Students in linear regression courses are taught that more data is good. They're taught that checking assumptions are good. They're taught that the Shapiro-Wilk test is good. Then they're taught that having a lot of data and testing a normality assumption with the Shapiro-Wilk test is bad, because it is too good at detecting deviations from normality when you have a large sample. When you look at the mathematics of the test, this makes perfect sense. But if you take a step back from the mathematics, you may begin to realize how utterly farcical the situation that we've created here is. It's like the punchline of a joke about mathematicians and assumptions.
In a similar vein to the famous aphorism "all models are wrong, but some are useful," I think we can also admit "most assumptions in statistics are wrong, but some are close enough." With that in mind, is there a way to quantify the practical relevance of a test result in a way that checks a "close-enough" assumption?
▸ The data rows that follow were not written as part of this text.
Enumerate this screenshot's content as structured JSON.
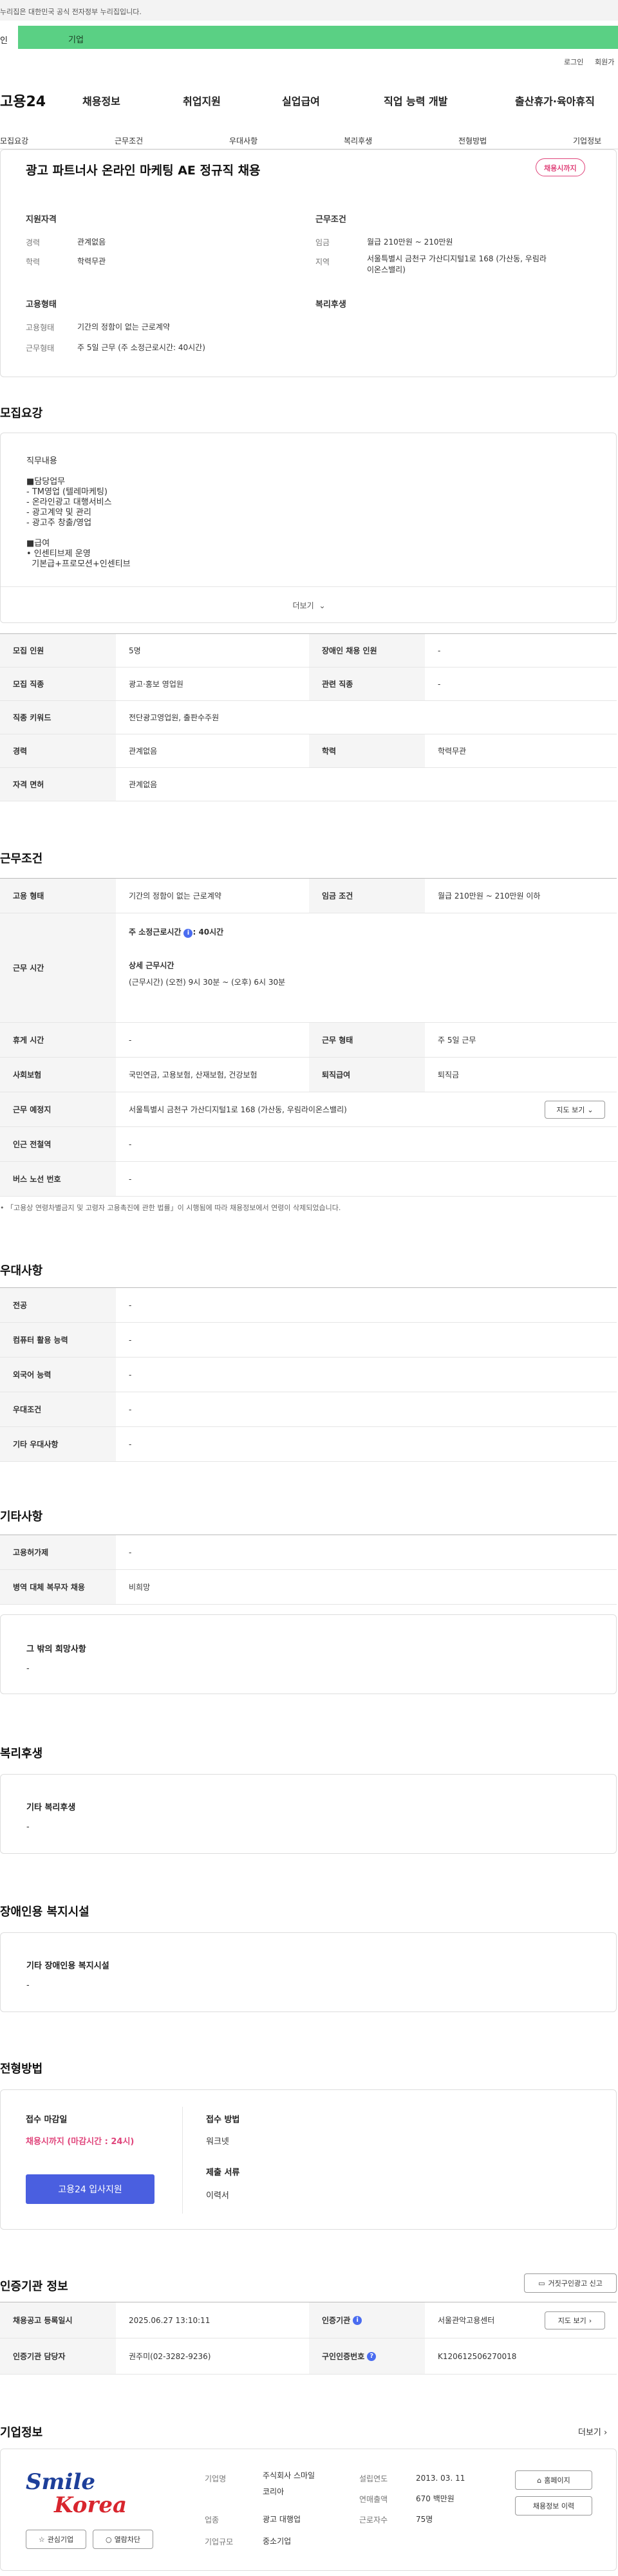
{
  "gov_notice": "누리집은 대한민국 공식 전자정부 누리집입니다.",
  "tabs": {
    "personal": "인",
    "company": "기업"
  },
  "util": {
    "login": "로그인",
    "signup": "회원가"
  },
  "logo": "고용24",
  "gnb": [
    "채용정보",
    "취업지원",
    "실업급여",
    "직업 능력 개발",
    "출산휴가·육아휴직"
  ],
  "subnav": [
    "모집요강",
    "근무조건",
    "우대사항",
    "복리후생",
    "전형방법",
    "기업정보"
  ],
  "summary": {
    "title": "광고 파트너사 온라인 마케팅 AE 정규직 채용",
    "badge": "채용시까지",
    "qual_heading": "지원자격",
    "career_k": "경력",
    "career_v": "관계없음",
    "edu_k": "학력",
    "edu_v": "학력무관",
    "cond_heading": "근무조건",
    "wage_k": "임금",
    "wage_v": "월급 210만원 ~ 210만원",
    "region_k": "지역",
    "region_v1": "서울특별시 금천구 가산디지털1로 168 (가산동, 우림라",
    "region_v2": "이온스밸리)",
    "emp_heading": "고용형태",
    "emptype_k": "고용형태",
    "emptype_v": "기간의 정함이 없는 근로계약",
    "worktype_k": "근무형태",
    "worktype_v": "주 5일 근무 (주 소정근로시간: 40시간)",
    "welfare_heading": "복리후생"
  },
  "recruit": {
    "section_title": "모집요강",
    "desc": "직무내용\n\n■담당업무\n- TM영업 (텔레마케팅)\n- 온라인광고 대행서비스\n- 광고계약 및 관리\n- 광고주 창출/영업\n\n■급여\n• 인센티브제 운영\n  기본급+프로모션+인센티브",
    "more": "더보기",
    "count_k": "모집 인원",
    "count_v": "5명",
    "disabled_k": "장애인 채용 인원",
    "disabled_v": "-",
    "job_k": "모집 직종",
    "job_v": "광고·홍보 영업원",
    "rel_k": "관련 직종",
    "rel_v": "-",
    "kw_k": "직종 키워드",
    "kw_v": "전단광고영업원, 출판수주원",
    "career_k": "경력",
    "career_v": "관계없음",
    "edu_k": "학력",
    "edu_v": "학력무관",
    "license_k": "자격 면허",
    "license_v": "관계없음"
  },
  "conditions": {
    "section_title": "근무조건",
    "emp_k": "고용 형태",
    "emp_v": "기간의 정함이 없는 근로계약",
    "wage_k": "임금 조건",
    "wage_v": "월급 210만원 ~ 210만원 이하",
    "hours_k": "근무 시간",
    "hours_v1": "주 소정근로시간",
    "hours_v1b": ": 40시간",
    "hours_v2": "상세 근무시간",
    "hours_v3": "(근무시간) (오전) 9시 30분 ~ (오후) 6시 30분",
    "rest_k": "휴게 시간",
    "rest_v": "-",
    "worktype_k": "근무 형태",
    "worktype_v": "주 5일 근무",
    "insurance_k": "사회보험",
    "insurance_v": "국민연금, 고용보험, 산재보험, 건강보험",
    "severance_k": "퇴직급여",
    "severance_v": "퇴직금",
    "location_k": "근무 예정지",
    "location_v": "서울특별시 금천구 가산디지털1로 168 (가산동, 우림라이온스밸리)",
    "map_btn": "지도 보기",
    "subway_k": "인근 전철역",
    "subway_v": "-",
    "bus_k": "버스 노선 번호",
    "bus_v": "-",
    "note": "「고용상 연령차별금지 및 고령자 고용촉진에 관한 법률」이 시행됨에 따라 채용정보에서 연령이 삭제되었습니다."
  },
  "preferences": {
    "section_title": "우대사항",
    "major_k": "전공",
    "major_v": "-",
    "computer_k": "컴퓨터 활용 능력",
    "computer_v": "-",
    "lang_k": "외국어 능력",
    "lang_v": "-",
    "pref_k": "우대조건",
    "pref_v": "-",
    "etc_k": "기타 우대사항",
    "etc_v": "-"
  },
  "etc": {
    "section_title": "기타사항",
    "permit_k": "고용허가제",
    "permit_v": "-",
    "military_k": "병역 대체 복무자 채용",
    "military_v": "비희망",
    "wish_title": "그 밖의 희망사항",
    "wish_v": "-"
  },
  "welfare": {
    "section_title": "복리후생",
    "box_title": "기타 복리후생",
    "box_v": "-"
  },
  "disabled_fac": {
    "section_title": "장애인용 복지시설",
    "box_title": "기타 장애인용 복지시설",
    "box_v": "-"
  },
  "selection": {
    "section_title": "전형방법",
    "deadline_k": "접수 마감일",
    "deadline_v": "채용시까지 (마감시간 : 24시)",
    "apply_btn": "고용24 입사지원",
    "method_k": "접수 방법",
    "method_v": "워크넷",
    "docs_k": "제출 서류",
    "docs_v": "이력서"
  },
  "cert": {
    "section_title": "인증기관 정보",
    "report_btn": "거짓구인광고 신고",
    "reg_k": "채용공고 등록일시",
    "reg_v": "2025.06.27 13:10:11",
    "org_k": "인증기관",
    "org_v": "서울관악고용센터",
    "map_btn": "지도 보기",
    "mgr_k": "인증기관 담당자",
    "mgr_v": "권주미(02-3282-9236)",
    "id_k": "구인인증번호",
    "id_v": "K120612506270018"
  },
  "company": {
    "section_title": "기업정보",
    "more": "더보기",
    "logo_top": "Smile",
    "logo_bottom": "Korea",
    "fav_btn": "관심기업",
    "block_btn": "열람차단",
    "name_k": "기업명",
    "name_v1": "주식회사 스마일",
    "name_v2": "코리아",
    "industry_k": "업종",
    "industry_v": "광고 대행업",
    "scale_k": "기업규모",
    "scale_v": "중소기업",
    "founded_k": "설립연도",
    "founded_v": "2013. 03. 11",
    "sales_k": "연매출액",
    "sales_v": "670 백만원",
    "staff_k": "근로자수",
    "staff_v": "75명",
    "home_btn": "홈페이지",
    "jobs_btn": "채용정보 이력"
  },
  "colors": {
    "accent": "#4a5fe0",
    "company_tab": "#5ad084",
    "badge": "#e0457b",
    "deadline": "#e0457b"
  }
}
I'd like to avoid the farce of "we can't trust our tests, because they're too accurate."
EDIT 2: This question is being misunderstood as a question about model assumptions or normality assumptions, but it is not. Here's an attempt to clarify the question. The power of statistical tests is the ability of the test to detect deviation from the null hypothesis. The power of tests increases with sample size. If the sample size is huge, even a trivial deviation from the null could lead to "statistically significant" results. If the effect size is small, we may not care that the test is statistically significant. This is not a problem for tests that are performed within a model, e.g. a t-test on a coefficient in OLS, because we also have an estimate of the effect size.
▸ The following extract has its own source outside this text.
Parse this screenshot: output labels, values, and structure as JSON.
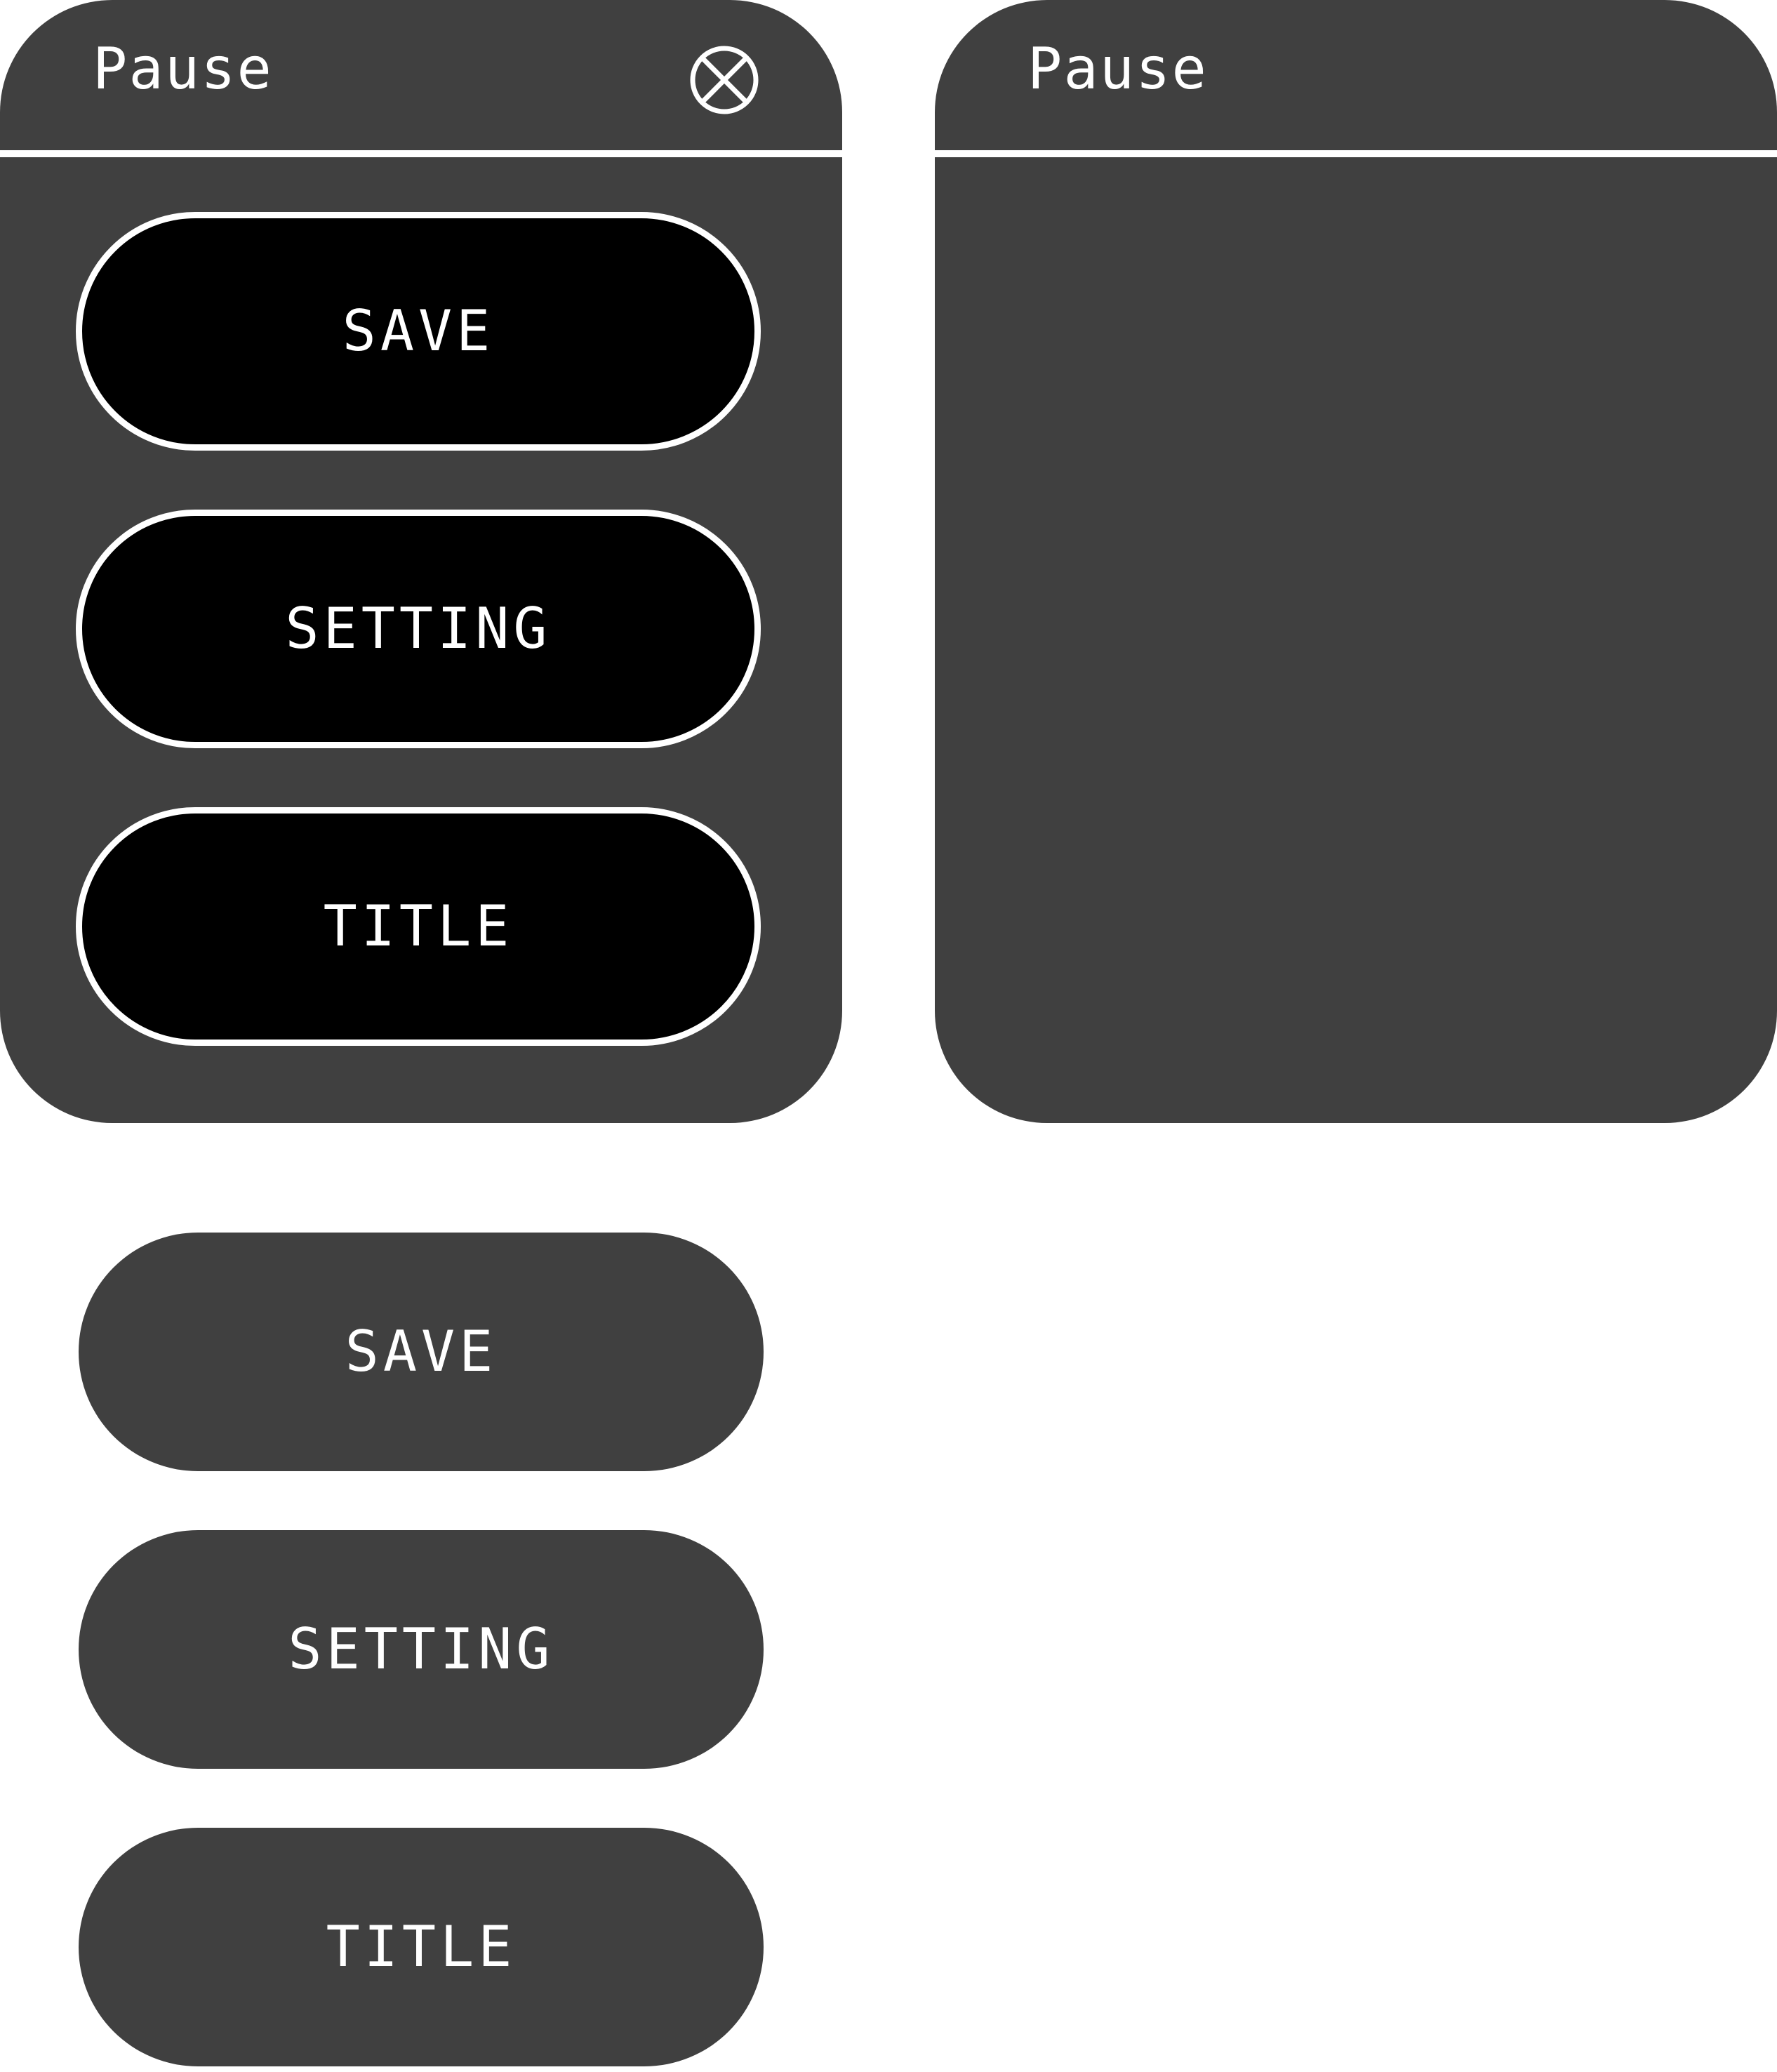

In many other statistical tests, we do not have an estimate of the effect size. Moreover, we already know that the null hypothesis in many tests is false (e.g. we know that real data is never perfectly normal, we know that two populations are never perfectly identical), and what we really care about is the effect size. If the sample size is small or medium, we can imitate knowing the effect size, because if the power of the test is low or moderate, it won't detect small departures from the null. In such a situation, a test finding statistical significance can be interpreted as a rough proxy for a significantly sized effect, because that's the only way the effect could have been detected with a low power test. That scheme breaks down if the sample is large, because the power is so high that any tiny departure from the null is detected and considered statistically significant. In that latter case, statistical significance does not contribute anything to our understanding of the problem we're trying to address.
The only purpose of my question is to determine if there are currently existing ways to estimate the effect size of such tests so that they can still be used with large samples.